Schwannoma; Omentum; Neurofibroma; Cholelithiasis
The Drosophila circadian clock controls rhythms in the amplitude of odor-induced electrophysiological responses that peak during the middle of night. These rhythms are dependent on clocks in olfactory sensory neurons (OSNs), which suggests that odorant receptors(ORs) or OR-dependent processes are under clock control. Since responses to odors are initiated by heteromeric OR complexes that form odor-gated and cyclic-nucleotide-activated cation channels, we tested whether regulators of ORs were under circadian clock control.
The levels of G-protein coupled receptor kinase 2 (Gprk2) mRNA and protein cycle in a circadian clock-dependent manner with a peak around mid-night in antennae. Gprk2 overexpression in OSNs from wild-type or cyc01 flies elicits constant high amplitude electroantennogram (EAG) responses to ethyl acetate, whereas Gprk mutants produce constant low amplitude EAG responses. Odorant receptors (ORs) accumulate to high levels in the dendrites of OSNs around mid-night, and this dendritic localization of ORs is enhanced by Gprk2 at times when ORs are primarily localized in the cell body.
These results support a model in which circadian clock-dependent rhythms in Gprk2 abundance control the rhythmic accumulation of ORs in OSN dendrites, which in turn control rhythms in olfactory responses. The enhancement of OR function by GPRK2 contrasts with the traditional role of Gprks in desensitizing activated receptors, and suggests that GPRK2 functions through a fundamentally different mechanism to modulate OR activity.

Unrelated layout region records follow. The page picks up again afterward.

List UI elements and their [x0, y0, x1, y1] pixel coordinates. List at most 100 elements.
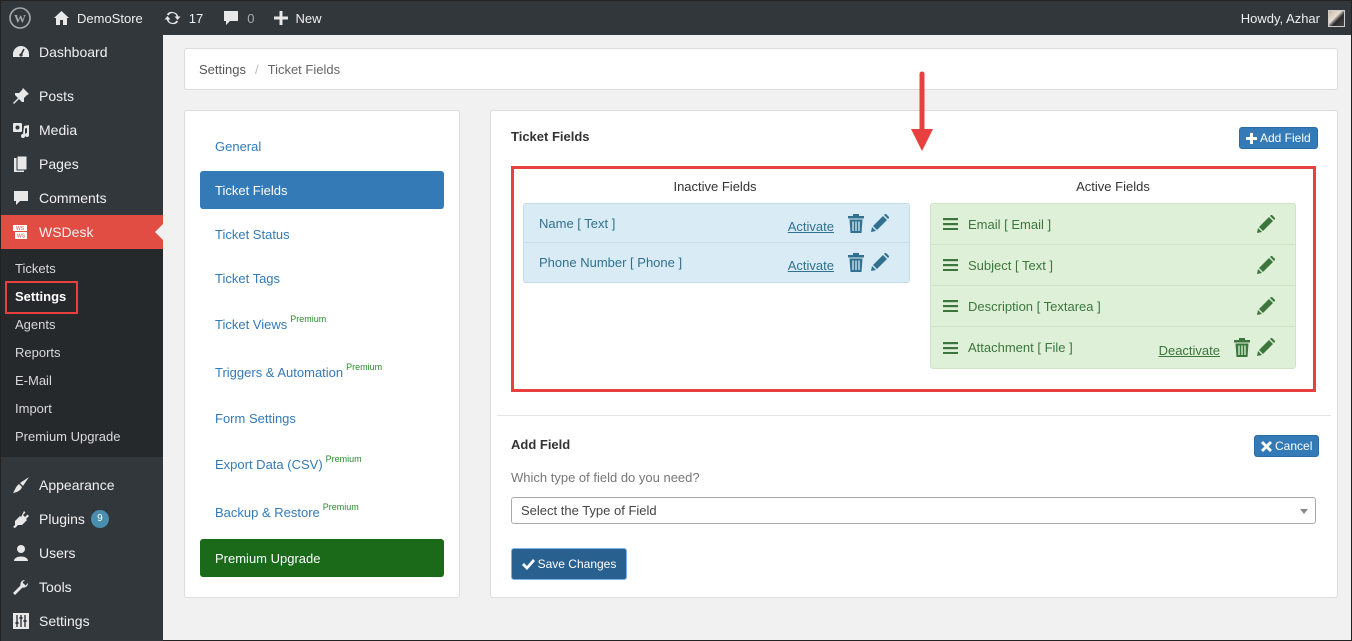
deactivate-link[interactable]: Deactivate [1159, 343, 1220, 358]
settings-nav-ticket-fields[interactable]: Ticket Fields [200, 171, 444, 209]
drag-handle-icon[interactable] [943, 218, 958, 230]
edit-pencil-icon[interactable] [1256, 214, 1275, 234]
active-field-row[interactable]: Attachment [ File ] Deactivate [931, 327, 1295, 368]
sidebar-label: Tools [39, 579, 72, 595]
ticket-fields-panel: Ticket Fields Add Field Inactive Fields … [490, 110, 1338, 598]
active-fields-list: Email [ Email ] Subject [ Text ] Descrip… [930, 203, 1296, 369]
plus-icon [274, 11, 289, 25]
sidebar-item-wsdesk[interactable]: WS WS WSDesk [1, 215, 163, 249]
edit-pencil-icon[interactable] [870, 213, 889, 233]
sidebar-item-posts[interactable]: Posts [1, 79, 163, 113]
nav-label: Ticket Status [215, 226, 290, 242]
add-field-button[interactable]: Add Field [1239, 127, 1318, 149]
submenu-item-import[interactable]: Import [1, 395, 163, 423]
inactive-field-row: Name [ Text ] Activate [524, 204, 909, 243]
field-label: Description [ Textarea ] [968, 298, 1101, 314]
field-label: Name [ Text ] [539, 215, 616, 231]
field-label: Subject [ Text ] [968, 257, 1054, 273]
comments-link[interactable]: 0 [211, 1, 262, 35]
activate-link[interactable]: Activate [788, 258, 834, 273]
field-label: Attachment [ File ] [968, 340, 1073, 355]
submenu-item-premium-upgrade[interactable]: Premium Upgrade [1, 423, 163, 451]
plug-icon [13, 511, 29, 528]
new-label: New [295, 10, 322, 26]
add-field-title: Add Field [511, 437, 571, 452]
settings-nav-ticket-status[interactable]: Ticket Status [200, 215, 444, 253]
active-field-row[interactable]: Email [ Email ] [931, 204, 1295, 245]
drag-handle-icon[interactable] [943, 300, 958, 312]
plugins-update-badge: 9 [90, 510, 109, 528]
settings-nav-form-settings[interactable]: Form Settings [200, 399, 444, 437]
settings-highlight-annotation [5, 281, 78, 314]
activate-link[interactable]: Activate [788, 219, 834, 234]
cancel-label: Cancel [1275, 439, 1313, 453]
trash-icon[interactable] [848, 213, 864, 233]
submenu-item-agents[interactable]: Agents [1, 311, 163, 339]
edit-pencil-icon[interactable] [1256, 338, 1275, 357]
panel-title: Ticket Fields [511, 129, 590, 144]
settings-nav-export-data[interactable]: Export Data (CSV) Premium [200, 443, 444, 485]
updates-count: 17 [188, 10, 204, 26]
settings-nav-ticket-views[interactable]: Ticket Views Premium [200, 303, 444, 345]
sidebar-item-users[interactable]: Users [1, 536, 163, 570]
inactive-fields-title: Inactive Fields [673, 179, 757, 194]
settings-nav-triggers-automation[interactable]: Triggers & Automation Premium [200, 351, 444, 393]
premium-badge: Premium [290, 314, 327, 324]
avatar [1328, 9, 1345, 27]
wordpress-icon: W [9, 7, 31, 29]
edit-pencil-icon[interactable] [1256, 296, 1275, 316]
sidebar-label: Comments [39, 190, 107, 206]
submenu-item-reports[interactable]: Reports [1, 339, 163, 367]
submenu-item-email[interactable]: E-Mail [1, 367, 163, 395]
sidebar-label: Appearance [39, 477, 115, 493]
wrench-icon [13, 579, 29, 595]
site-name-link[interactable]: DemoStore [39, 1, 151, 35]
settings-nav-general[interactable]: General [200, 127, 444, 165]
field-type-question: Which type of field do you need? [511, 470, 700, 485]
submenu-item-tickets[interactable]: Tickets [1, 255, 163, 283]
my-account-link[interactable]: Howdy, Azhar [1233, 1, 1351, 35]
sidebar-label: Dashboard [39, 44, 108, 60]
field-type-select[interactable]: Select the Type of Field [511, 497, 1316, 524]
media-icon [13, 123, 29, 138]
new-content-link[interactable]: New [262, 1, 329, 35]
breadcrumb-settings-link[interactable]: Settings [199, 62, 246, 77]
breadcrumb-current: Ticket Fields [267, 61, 341, 77]
sidebar-label: Pages [39, 156, 79, 172]
sidebar-item-pages[interactable]: Pages [1, 147, 163, 181]
drag-handle-icon[interactable] [943, 259, 958, 271]
edit-pencil-icon[interactable] [870, 253, 889, 272]
active-field-row[interactable]: Subject [ Text ] [931, 245, 1295, 286]
sidebar-item-media[interactable]: Media [1, 113, 163, 147]
wordpress-logo-button[interactable]: W [1, 1, 39, 35]
premium-badge: Premium [325, 454, 362, 464]
trash-icon[interactable] [848, 253, 864, 272]
check-icon [521, 558, 535, 570]
save-label: Save Changes [537, 557, 617, 571]
active-field-row[interactable]: Description [ Textarea ] [931, 286, 1295, 327]
updates-link[interactable]: 17 [151, 1, 211, 35]
premium-badge: Premium [346, 362, 383, 372]
sidebar-item-dashboard[interactable]: Dashboard [1, 35, 163, 69]
add-field-label: Add Field [1260, 131, 1311, 145]
settings-nav-premium-upgrade[interactable]: Premium Upgrade [200, 539, 444, 577]
sidebar-item-settings[interactable]: Settings [1, 604, 163, 638]
fields-highlight-annotation: Inactive Fields Active Fields Name [ Tex… [511, 166, 1316, 392]
edit-pencil-icon[interactable] [1256, 255, 1275, 275]
sidebar-item-tools[interactable]: Tools [1, 570, 163, 604]
comment-icon [224, 11, 239, 25]
settings-nav-ticket-tags[interactable]: Ticket Tags [200, 259, 444, 297]
nav-label: General [215, 138, 262, 154]
settings-nav-backup-restore[interactable]: Backup & Restore Premium [200, 491, 444, 533]
sidebar-label: Settings [39, 613, 90, 629]
cancel-button[interactable]: Cancel [1254, 435, 1320, 457]
trash-icon[interactable] [1234, 338, 1250, 357]
sidebar-item-plugins[interactable]: Plugins 9 [1, 502, 163, 536]
nav-label: Triggers & Automation [215, 364, 344, 380]
sidebar-item-appearance[interactable]: Appearance [1, 468, 163, 502]
chevron-down-icon [1300, 509, 1308, 514]
sidebar-label: Plugins [39, 511, 85, 527]
sidebar-item-comments[interactable]: Comments [1, 181, 163, 215]
save-changes-button[interactable]: Save Changes [511, 548, 627, 580]
drag-handle-icon[interactable] [943, 341, 958, 354]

Oscillators in olfactory sensory neurons (OSNs) are both necessary and sufficient to sustain rhythms in electroanntenogram (EAG) responses, which suggests that odorant receptors (ORs) and/or OR-dependent processes are under clock control. Since EAGs have limited spatial resolution and do not necessarily reflect firing of action potentials, we measured single unit responses in different antennal sensillae from wild-type, clock mutant, odorant receptor mutant, and G-protein coupled receptor kinase 2 (Gprk2) mutant flies to examine the cellular and molecular mechanisms that drive rhythms in olfaction. Spontaneous spike amplitude, but not spontaneous or odor induced firing frequency, is under clock control in ab1 and ab3 basiconic sensillae and T2 trichoid sensillae. Mutants lacking odorant receptors in dendrites display constant low spike amplitudes, and reducing or increasing levels of GPRK2 in OSNs results in constant low or high spontaneous spike amplitudes, respectively, in ab1, ab3 and T2 sensillae. We conclude that spike amplitude is controlled by circadian clocks in basiconic and trichoid sensillae, and requires GPRK2 expression and the presence of functional ORs in dendrites. These results argue that rhythms in GPRK2 levels control OR localization and OR-dependent ion channel activity/composition to mediate rhythms in spontaneous spike amplitude.